Of course, a rising DXY can signal that investors are buying the greenback for safety. But it doesn’t always mean stocks and crypto have to go down. Still, it is something to keep on your radar for now.
Bitcoin bear trap in the making?
Bitcoin rallied a few percent on Wednesday’s CPI news – but that rally never lasted. The price then dipped below $26,000 on Friday – but that dip never lasted, either. As I write this, bitcoin is trading back above $27,000 a coin.
Technically, it’s now in a downtrend on the daily chart for the first time this year (with lower highs and lower lows). While that’s not ideal for the bulls, bitcoin is so far bouncing nicely off the bottom Bollinger band. In the past, that’s been an early warning sign of a bitcoin bear trap – where the bears get trapped selling the lows and the price rips higher instead.
For now, bitcoin is still in a trading range between ~$27,000 and $29,500. If it can reclaim the blue 50-day moving average (MA), you’ll probably see it retest the range highs at $29,500 (green line). And if it can close a day above that, I think the bear trap scenario (similar to the one in March) would be properly confirmed.
See, a lot of short sellers will have set their stop losses above bitcoin’s last high (green line). So if the price can get above it, you could see a big short squeeze. I.e. the shorters will become forced buyers to close out their positions. It would also mean bitcoin would no longer be in a downtrend. Not to mention, it would invalidate the bearish bitcoin head and shoulders pattern I wrote about last week.
On the flip side, a daily close below where bitcoin closed on Saturday at around $26,700 (orange line) would give the bears more control. I’d say a retest of Friday’s $25,800 intra-day low low (red line) becomes likely in that case. And if it closes below that, you’ll probably see the price accelerate down near the 200-day MA.
Ether and some altcoins are starting to show strength.
Bitcoin has run ahead of most altcoins so far this year. But I noticed during Friday’s bitcoin drop that altcoins like ether, Solana, Ada, Avax, and Link all finished the day higher. About a month ago, I wrote how bitcoin dominance was losing steam, suggesting that altcoins could gradually start to outperform bitcoin.
Since then bitcoin dominance hasn’t moved much, but it’s worth noting that the range is getting tighter. If bitcoin dominance can trade below last week’s low at around 47.5% (green) and bitcoin goes sideways (or up) in dollars, you could see altcoins finally have their moment in the sun. But above 48.5% on a daily close, and you might have to wait a while.
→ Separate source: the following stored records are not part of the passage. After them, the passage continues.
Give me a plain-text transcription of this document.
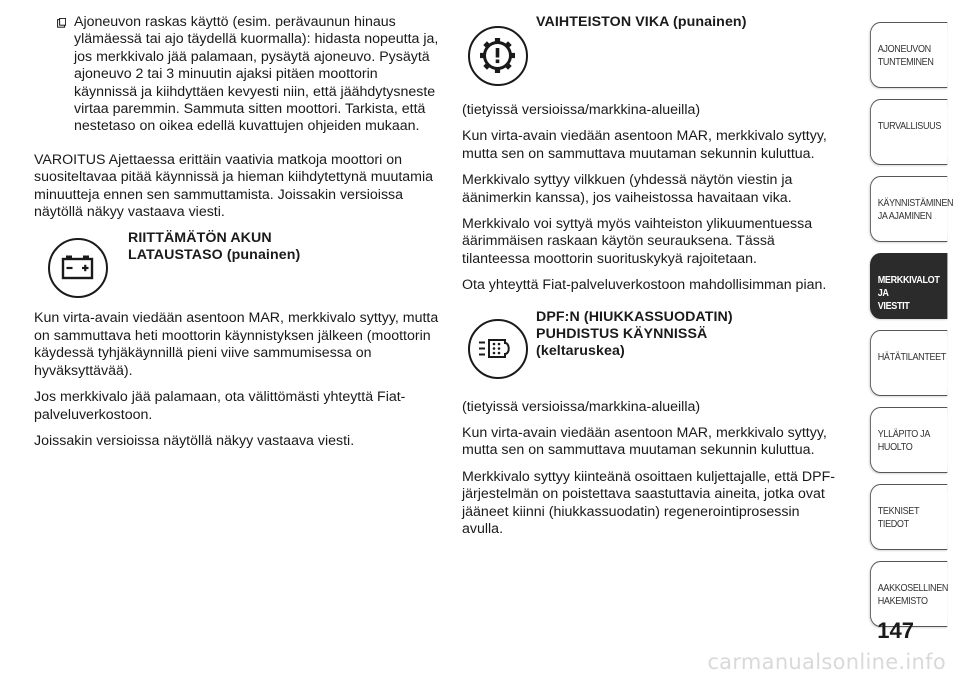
Ajoneuvon raskas käyttö (esim. perävaunun hinaus ylämäessä tai ajo täydellä kuormalla): hidasta nopeutta ja, jos merkkivalo jää palamaan, pysäytä ajoneuvo. Pysäytä ajoneuvo 2 tai 3 minuutin ajaksi pitäen moottorin käynnissä ja kiihdyttäen kevyesti niin, että jäähdytysneste virtaa paremmin. Sammuta sitten moottori. Tarkista, että nestetaso on oikea edellä kuvattujen ohjeiden mukaan.

VAROITUS Ajettaessa erittäin vaativia matkoja moottori on suositeltavaa pitää käynnissä ja hieman kiihdytettynä muutamia minuutteja ennen sen sammuttamista. Joissakin versioissa näytöllä näkyy vastaava viesti.

RIITTÄMÄTÖN AKUN
LATAUSTASO (punainen)

Kun virta-avain viedään asentoon MAR, merkkivalo syttyy, mutta on sammuttava heti moottorin käynnistyksen jälkeen (moottorin käydessä tyhjäkäynnillä pieni viive sammumisessa on hyväksyttävää).

Jos merkkivalo jää palamaan, ota välittömästi yhteyttä Fiat-palveluverkostoon.

Joissakin versioissa näytöllä näkyy vastaava viesti.

VAIHTEISTON VIKA (punainen)

(tietyissä versioissa/markkina-alueilla)

Kun virta-avain viedään asentoon MAR, merkkivalo syttyy, mutta sen on sammuttava muutaman sekunnin kuluttua.

Merkkivalo syttyy vilkkuen (yhdessä näytön viestin ja äänimerkin kanssa), jos vaiheistossa havaitaan vika.

Merkkivalo voi syttyä myös vaihteiston ylikuumentuessa äärimmäisen raskaan käytön seurauksena. Tässä tilanteessa moottorin suorituskykyä rajoitetaan.

Ota yhteyttä Fiat-palveluverkostoon mahdollisimman pian.

DPF:N (HIUKKASSUODATIN)
PUHDISTUS KÄYNNISSÄ
(keltaruskea)

(tietyissä versioissa/markkina-alueilla)

Kun virta-avain viedään asentoon MAR, merkkivalo syttyy, mutta sen on sammuttava muutaman sekunnin kuluttua.

Merkkivalo syttyy kiinteänä osoittaen kuljettajalle, että DPF-järjestelmän on poistettava saastuttavia aineita, jotka ovat jääneet kiinni (hiukkassuodatin) regenerointiprosessin avulla.

AJONEUVON
TUNTEMINEN
TURVALLISUUS
KÄYNNISTÄMINEN
JA AJAMINEN
MERKKIVALOT JA
VIESTIT
HÄTÄTILANTEET
YLLÄPITO JA HUOLTO
TEKNISET TIEDOT
AAKKOSELLINEN
HAKEMISTO
147
carmanualsonline.info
In last week’s report I wrote how ether could outperform bitcoin in May based on a W-bottom pattern forming with Bollinger band confirmation. So far, that thesis is still playing out, with ether outperforming bitcoin by about 1.5% last week. If that continues, it would be another checkmark for altcoins.
Stocks aren’t doing much.
Not much has changed for stocks since last week’s report. The S&P 500 finished slightly down (~-0.35%), while the tech-heavy Nasdaq finished slightly up (~+0.7%). That makes sense as tech stocks are usually more sensitive to better economic news – like last week’s 4.9% CPI reading.
The S&P 500 is slowly grinding higher. I’m still bullish on the index, so long as it closes this week above 4050 points. In that case, it would be back below the 21-week exponential moving average yellow), and below the lows of the past three weeks.
But even if the index gets below that 4050 level, there’s more support at the 50-day simple moving average (blue line) and then the 0.236 Fib (~3,800). As has been the case since October last year, dips are for buying.